You’ve solved two major problems, but now you face one final one. If you want to talk to other people about these patches, you need a common naming scheme. It’s going to be problematic if you label a patch as ABC on your system, but a colleague labels a patch as XYZ. So you either need a central naming database, or some algorithm that can guarantee everyone gives the same label to the same patch.
Fortunately, we have such algorithms; they’re called one-way hashes. You take the contents of the patch, its metadata and parents, serialize all of that and SHA1 the result.
Three perfectly logical solutions, and ones you may even have come up with yourself under similar circumstances.
Under this system, how would a merge be performed? Let’s say you have two patches, A and B, and you want to combine them somehow. One way is to just apply each in turn to your source, fix any differences that can’t be automatically resolved (conflicts), and then produce a new patch C from the combined diff.
That works, but now you have to store A, B and C in your patch database, and you don’t retain any history. But wait! Your patches can have parents, so what if you created a ‘merge’ patch, M, with parents A and B?A B \ / M
This is externally equivalent to what you did to produce C: patches A and B are applied to the source code, and then you apply M to resolve the differences. M will contain both the differences that can be resolved automatically, and any conflicts we have to resolve manually.
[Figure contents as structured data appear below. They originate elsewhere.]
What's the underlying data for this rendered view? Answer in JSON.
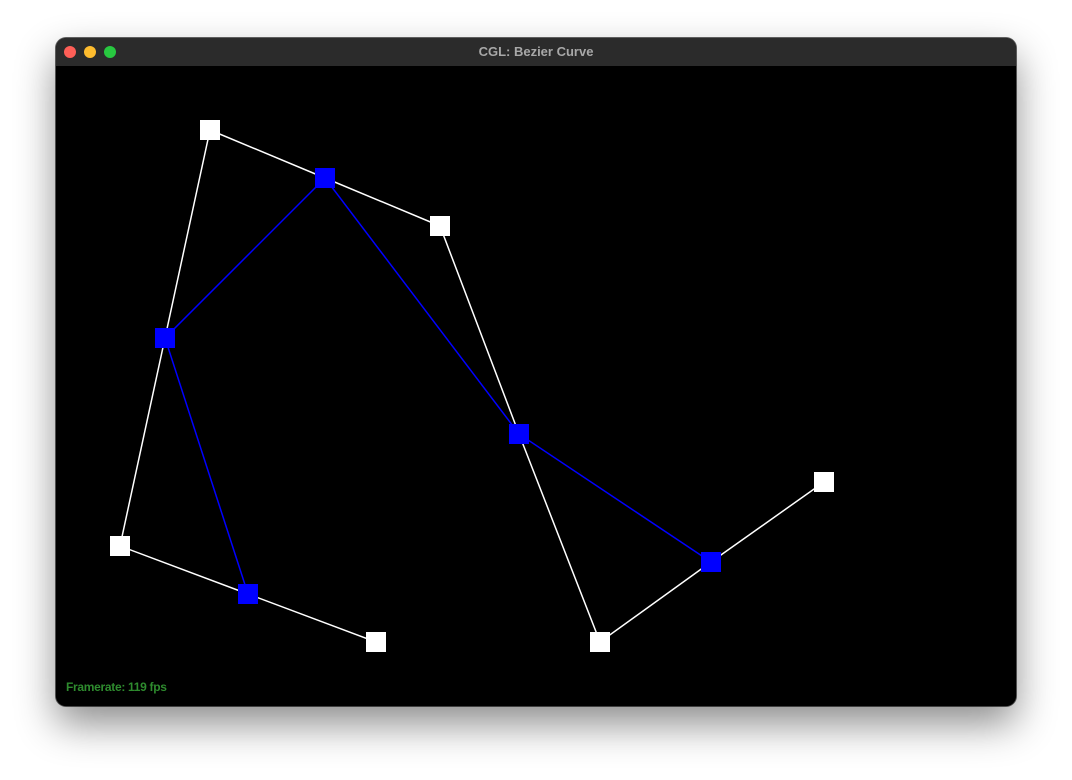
{
  "window": {
    "title": "CGL: Bezier Curve",
    "framerate_text": "Framerate: 119 fps"
  },
  "colors": {
    "control": "#ffffff",
    "intermediate": "#0000ff",
    "background": "#000000",
    "framerate": "#2e8b2e"
  }
}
Having solved your problem, you write the code to your patch database and present the resulting program to your colleague.
A user tries to merge
“How do I merge?” he asks.
“I’ve written a tool to help you do that,” you say, “Just specify the two patches you want to combine, and the tool will merge them together.”
“Um, it says I have a merge conflict.”
“Well, fix the problem, then tell the system to add your file to the ‘merge patch’ it’s making.”
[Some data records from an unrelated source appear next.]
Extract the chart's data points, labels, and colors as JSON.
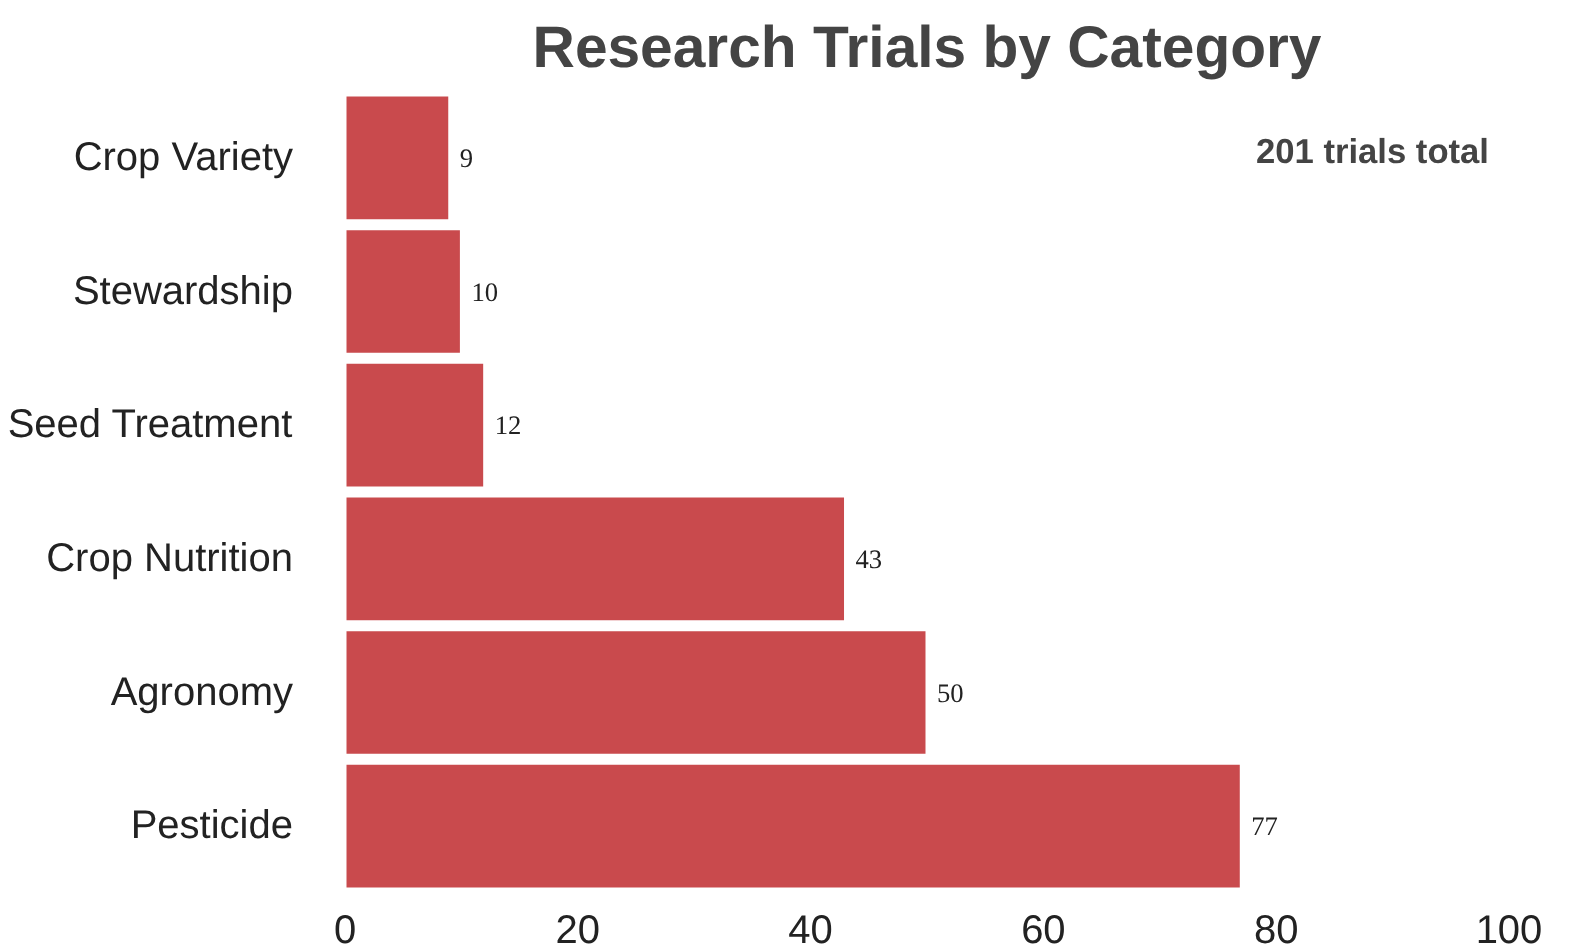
{
  "chart_data": {
    "type": "bar",
    "orientation": "horizontal",
    "title": "Research Trials by Category",
    "categories": [
      "Crop Variety",
      "Stewardship",
      "Seed Treatment",
      "Crop Nutrition",
      "Agronomy",
      "Pesticide"
    ],
    "values": [
      9,
      10,
      12,
      43,
      50,
      77
    ],
    "color": "#c94a4d",
    "xlim": [
      0,
      100
    ],
    "xticks": [
      0,
      20,
      40,
      60,
      80,
      100
    ],
    "grid": false,
    "data_labels": true,
    "annotations": [
      "201 trials total"
    ]
  }
}
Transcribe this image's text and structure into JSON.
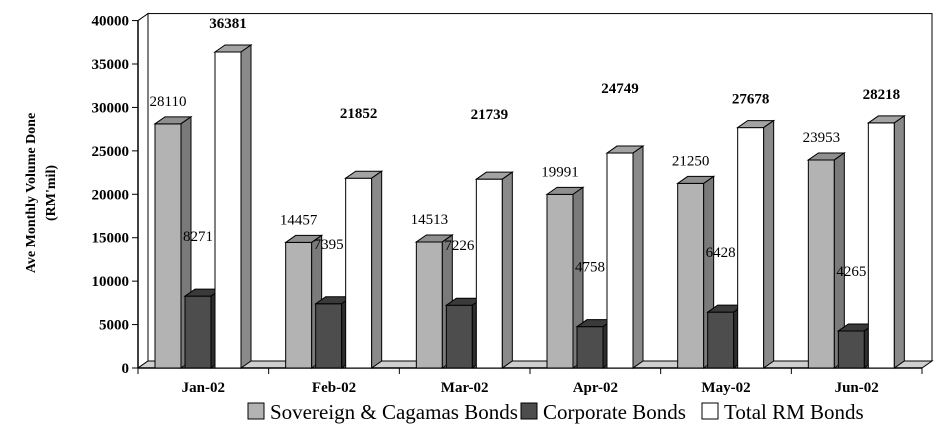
{
  "chart_data": {
    "type": "bar",
    "title": "",
    "ylabel": "Ave Monthly Volume Done",
    "ylabel_unit": "(RM'mil)",
    "xlabel": "",
    "categories": [
      "Jan-02",
      "Feb-02",
      "Mar-02",
      "Apr-02",
      "May-02",
      "Jun-02"
    ],
    "series": [
      {
        "name": "Sovereign & Cagamas Bonds",
        "values": [
          28110,
          14457,
          14513,
          19991,
          21250,
          23953
        ],
        "color": "#b3b3b3",
        "side": "#7a7a7a",
        "top": "#8f8f8f",
        "bold_labels": false
      },
      {
        "name": "Corporate Bonds",
        "values": [
          8271,
          7395,
          7226,
          4758,
          6428,
          4265
        ],
        "color": "#4d4d4d",
        "side": "#2e2e2e",
        "top": "#3a3a3a",
        "bold_labels": false
      },
      {
        "name": "Total RM Bonds",
        "values": [
          36381,
          21852,
          21739,
          24749,
          27678,
          28218
        ],
        "color": "#ffffff",
        "side": "#8a8a8a",
        "top": "#a3a3a3",
        "bold_labels": true
      }
    ],
    "ylim": [
      0,
      40000
    ],
    "yticks": [
      0,
      5000,
      10000,
      15000,
      20000,
      25000,
      30000,
      35000,
      40000
    ],
    "grid": false,
    "legend_position": "bottom",
    "style": "3d-clustered-column"
  }
}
Your colleague dutifully hacks away, and solves the conflict. “So I’ve fixed the file,” he says, “But when I tell it to ‘commit file’ it fails.”
“Remember, this is a patch database,” you reply, “We’re not dealing with files, we’re dealing with patches. You have to add your file changes to your patch, and then commit the patch. You can’t commit an individual file.”
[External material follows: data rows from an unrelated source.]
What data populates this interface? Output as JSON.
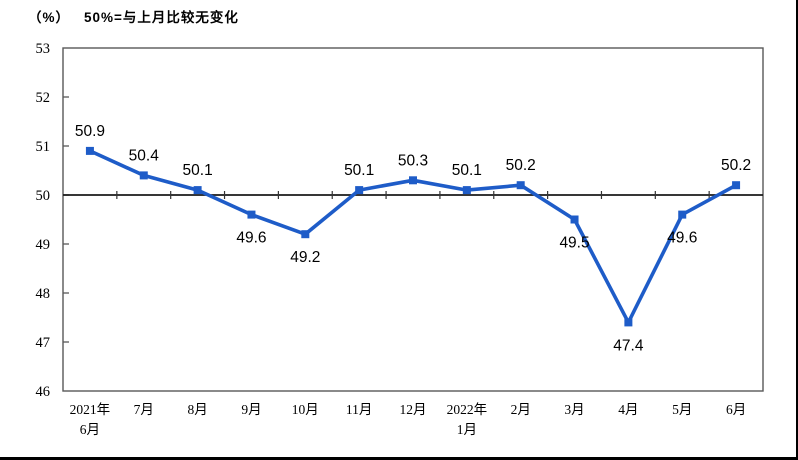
{
  "header": {
    "unit_label": "（%）",
    "subtitle": "50%=与上月比较无变化"
  },
  "chart_data": {
    "type": "line",
    "title": "50%=与上月比较无变化",
    "unit": "%",
    "categories": [
      "2021年6月",
      "7月",
      "8月",
      "9月",
      "10月",
      "11月",
      "12月",
      "2022年1月",
      "2月",
      "3月",
      "4月",
      "5月",
      "6月"
    ],
    "category_label_lines": [
      [
        "2021年",
        "6月"
      ],
      [
        "7月"
      ],
      [
        "8月"
      ],
      [
        "9月"
      ],
      [
        "10月"
      ],
      [
        "11月"
      ],
      [
        "12月"
      ],
      [
        "2022年",
        "1月"
      ],
      [
        "2月"
      ],
      [
        "3月"
      ],
      [
        "4月"
      ],
      [
        "5月"
      ],
      [
        "6月"
      ]
    ],
    "values": [
      50.9,
      50.4,
      50.1,
      49.6,
      49.2,
      50.1,
      50.3,
      50.1,
      50.2,
      49.5,
      47.4,
      49.6,
      50.2
    ],
    "data_labels": [
      "50.9",
      "50.4",
      "50.1",
      "49.6",
      "49.2",
      "50.1",
      "50.3",
      "50.1",
      "50.2",
      "49.5",
      "47.4",
      "49.6",
      "50.2"
    ],
    "data_label_position": [
      "above",
      "above",
      "above",
      "below",
      "below",
      "above",
      "above",
      "above",
      "above",
      "below",
      "below",
      "below",
      "above"
    ],
    "ylim": [
      46,
      53
    ],
    "yticks": [
      46,
      47,
      48,
      49,
      50,
      51,
      52,
      53
    ],
    "reference_line": 50,
    "grid": false,
    "legend": false,
    "line_color": "#1E5CC8",
    "marker": "square",
    "marker_color": "#1E5CC8",
    "axis_color": "#595959",
    "reference_line_color": "#1a1a1a",
    "label_color": "#000000"
  }
}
“What? That’s not very intuitive,” he grumbles, “Hey! I’ve added the file to the patch, but it tells me the merge isn’t complete!”
“You need to add all of the files that have differences that were automatically resolved as well.”
“Because,” you explain patiently, “You might not like the way those files have been changed. It needs your approval that the way it’s resolved the differences is correct.”
“Why to I have to re-commit everything my buddy has made?” he complains, “Seriously, I want to just commit one file. What the hell is up with your system?”
So that’s it — sneaky old Weavejester has not only tricked me into designing git, but got me defending its design to my dumb-ass colleagues who don’t Get It.
Where do I go from here? I am not truly sure. I need to give this some time to sink in, and blog about something else for a while. But I think one distressingly likely outcome is that I’m going to buy the book [amazon.com, amazon.co.uk, free online version], learn git properly and then start alienating all my friends by telling them all, in the most patronising possible manner, that they’re thinking about version control all wrong and it’s really change control.
Ah, poop. I feel like C. S. Lewis must have felt when he famously wrote “In the Trinity Term of 1929 I gave in [...] perhaps that night, the most dejected and reluctant convert in all England.”